Der 36-jährige multitalentierte Allrounder, er ist nebenbei auch Kirchenmusiker mit Felix-Stipendium und Praktikum am Maxim-Gorkij-Theater, weiß um die isländischen Eigenheiten bis in die kleinste Nunance. Kristof Magnusson liebt den Inselstaat mit seinen unzähligen völkischen Sagas und der 1.200 Jahre alten Tradition. Daher kann er es vermutlich auch mit Leichtigkeit beschreiben, dass beinahe jeder Winkel des Hamburger Elternhauses gespickt ist mit Island-Typischem.
Sein Redefluss über die bizarre Schönheit der teils schroffen Inselnatur, baumlos, temperaturmäßig für den Mitteleuropäer gerade im Sommer eine Überwindung darstellend, ist unerschöpflich.

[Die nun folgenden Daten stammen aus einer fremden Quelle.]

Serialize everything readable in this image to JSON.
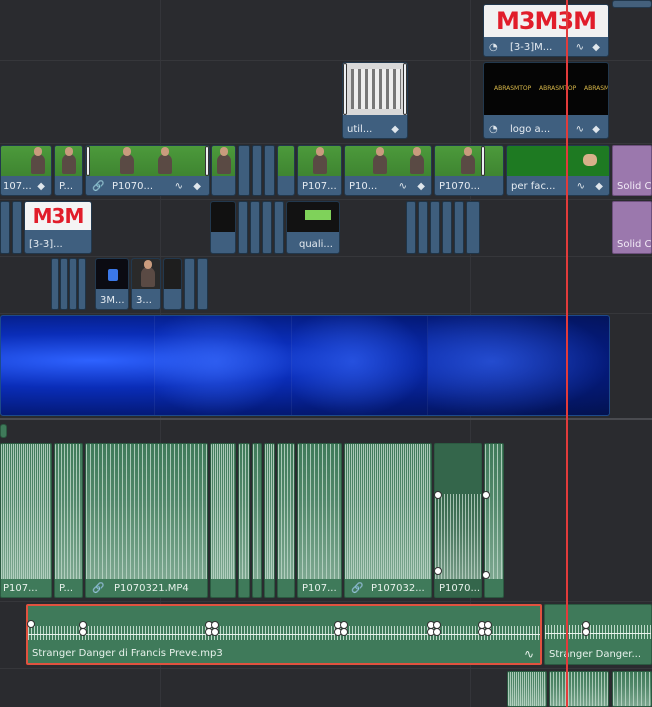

Wann hat er jemals Luft geholt? Die Liebe zu Mensch und dem galoppierenden Islandpferd funkelt ihm aus den blauen Augen. Für den jungen Mann hatte das Land mit geschätzten 320.000 Einwohnern seit je her die familiäre Bedeutung. Die Deutschen wurden erst durch das Medium Fernsehen wirklich aufmerksam auf das Eiland, das es sich hart erkämpfen musste, gar auf einer europäischen Wetterkarte zu erscheinen. War es nicht der kürzlich verstorbene Loriot, der eine Islandreise in seinen Lottogewinner-Sketch des Erwin Lindemann so köstlich einbaute? Das war Anfang der 80-er Jahre. Aber auch umgekehrt fasste das isländische Publikum gleichzeitig Fuß in der deutschen Fernsehlandschaft, und zwar mit keinem geringeren als Kommissar Stefan Derrick.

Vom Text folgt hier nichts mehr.